En premier lieu, selon le 5° de l’article L. 562-1 du Code monétaire et financier, le gel des fonds est défini comme toute action tendant à empêcher un changement de leur volume, montant, localisation, propriété, possession, nature, destination ou toute autre modification qui pourrait permettre leur utilisation, notamment la gestion de portefeuille. Il résulte donc de l’article L. 574-3 du même code une obligation pour les personnes faisant l’objet d’une mesure de gel de s’abstenir de tout acte visant à se soustraire ou à faire obstacle à une telle action.

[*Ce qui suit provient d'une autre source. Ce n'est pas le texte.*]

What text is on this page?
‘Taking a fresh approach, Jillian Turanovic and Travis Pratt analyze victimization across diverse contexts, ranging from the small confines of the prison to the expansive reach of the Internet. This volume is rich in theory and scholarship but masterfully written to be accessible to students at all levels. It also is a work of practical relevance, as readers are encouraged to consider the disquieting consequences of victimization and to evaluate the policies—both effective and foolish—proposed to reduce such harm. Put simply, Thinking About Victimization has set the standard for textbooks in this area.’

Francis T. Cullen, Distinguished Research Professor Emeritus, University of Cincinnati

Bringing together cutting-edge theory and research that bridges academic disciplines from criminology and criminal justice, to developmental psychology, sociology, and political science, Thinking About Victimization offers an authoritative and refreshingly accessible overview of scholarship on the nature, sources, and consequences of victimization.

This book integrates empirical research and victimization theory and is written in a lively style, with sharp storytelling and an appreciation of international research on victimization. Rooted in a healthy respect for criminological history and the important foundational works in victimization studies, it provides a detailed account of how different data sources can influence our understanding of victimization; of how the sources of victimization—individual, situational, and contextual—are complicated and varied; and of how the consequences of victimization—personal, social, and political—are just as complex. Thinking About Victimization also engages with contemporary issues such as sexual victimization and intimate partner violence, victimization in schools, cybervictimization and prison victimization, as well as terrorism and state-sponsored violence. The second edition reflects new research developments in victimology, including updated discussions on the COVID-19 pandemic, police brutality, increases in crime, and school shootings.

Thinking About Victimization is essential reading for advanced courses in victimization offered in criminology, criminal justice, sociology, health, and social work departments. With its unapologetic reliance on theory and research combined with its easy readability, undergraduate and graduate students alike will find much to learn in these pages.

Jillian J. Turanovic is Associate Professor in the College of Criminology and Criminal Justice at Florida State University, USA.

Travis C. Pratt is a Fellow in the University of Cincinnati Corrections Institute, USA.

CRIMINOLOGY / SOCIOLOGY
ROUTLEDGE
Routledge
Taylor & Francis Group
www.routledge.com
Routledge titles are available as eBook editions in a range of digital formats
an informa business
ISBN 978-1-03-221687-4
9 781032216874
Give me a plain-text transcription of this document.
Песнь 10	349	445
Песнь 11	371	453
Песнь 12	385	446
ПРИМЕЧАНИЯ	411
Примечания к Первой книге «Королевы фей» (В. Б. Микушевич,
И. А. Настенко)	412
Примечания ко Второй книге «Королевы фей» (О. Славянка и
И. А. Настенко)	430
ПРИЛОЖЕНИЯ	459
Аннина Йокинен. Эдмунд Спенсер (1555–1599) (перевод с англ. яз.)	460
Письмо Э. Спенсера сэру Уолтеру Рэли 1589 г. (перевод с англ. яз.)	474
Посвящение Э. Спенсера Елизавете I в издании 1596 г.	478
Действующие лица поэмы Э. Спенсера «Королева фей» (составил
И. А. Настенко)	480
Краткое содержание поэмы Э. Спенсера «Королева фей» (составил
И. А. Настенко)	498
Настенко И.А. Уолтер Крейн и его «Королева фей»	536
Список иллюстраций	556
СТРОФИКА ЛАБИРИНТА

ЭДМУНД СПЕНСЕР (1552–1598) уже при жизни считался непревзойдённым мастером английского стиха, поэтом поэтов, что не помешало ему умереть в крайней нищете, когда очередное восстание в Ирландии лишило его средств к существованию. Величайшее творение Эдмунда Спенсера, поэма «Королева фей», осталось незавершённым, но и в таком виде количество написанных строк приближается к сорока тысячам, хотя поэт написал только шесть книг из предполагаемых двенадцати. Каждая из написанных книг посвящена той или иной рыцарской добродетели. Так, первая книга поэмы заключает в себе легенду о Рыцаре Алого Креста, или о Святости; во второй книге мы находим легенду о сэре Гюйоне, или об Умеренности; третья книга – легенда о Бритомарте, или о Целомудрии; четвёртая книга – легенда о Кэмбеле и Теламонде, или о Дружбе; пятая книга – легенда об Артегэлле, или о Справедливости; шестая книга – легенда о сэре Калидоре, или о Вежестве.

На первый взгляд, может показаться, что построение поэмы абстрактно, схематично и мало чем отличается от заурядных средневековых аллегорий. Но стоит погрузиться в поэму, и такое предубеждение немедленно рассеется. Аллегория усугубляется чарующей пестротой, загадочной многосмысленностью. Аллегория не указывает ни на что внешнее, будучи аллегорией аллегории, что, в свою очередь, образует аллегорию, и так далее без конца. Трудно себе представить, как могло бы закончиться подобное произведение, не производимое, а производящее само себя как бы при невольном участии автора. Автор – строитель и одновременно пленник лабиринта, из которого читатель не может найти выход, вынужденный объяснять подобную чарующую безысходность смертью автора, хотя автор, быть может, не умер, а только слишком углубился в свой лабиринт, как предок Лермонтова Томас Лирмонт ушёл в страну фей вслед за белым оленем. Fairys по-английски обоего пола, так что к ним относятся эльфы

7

En deuxième lieu, le seul fait que la cour d’appel ait retenu que les prévenus avaient ouvert des comptes dans une banque étrangère, juste après la fin de la première période de gel, afin de pouvoir disposer ensuite de leurs avoirs pendant la période de gel suivante, caractérise leur soustraction à la mesure de gel, la loi n’exigeant en outre aucune dissimulation ou manœuvre.

En dernier lieu, il ne saurait être déduit de ce que les établissements financiers étrangers n’étaient pas soumis à l’obligation d’appliquer les mesures de gel avant le 6 novembre 2020 que les personnes dont les avoirs avaient alors été gelés pouvaient, sans se rendre coupable du délit prévu par l’article L. 574-3, contourner ces mesures de gel en utilisant un compte bancaire au sein d’un tel établissement. n

À retrouver dans la revue
Banque et Droit Nº213
Notes :
1 Pour une présentation synthétique, J. Morel Maroger, « Banque et gel des avoirs », in Le Banquier face au risque pénal, ouvrage collectif, éd. LexisNexis, coll. « Actualité », 2023, p. 112 et s.
2 C. Cutajar, « Mise en conformité des procédures de gel des avoirs et d’interdiction aux recommandation du GAFI », JCP G 2021, n° 1-2, act. 4.
3 La décision de la cour d’appel est finalement cassée, mais uniquement pour ses dispositions relatives à la confiscation et à l’amende douanière prononcées à l’encontre de M. Z.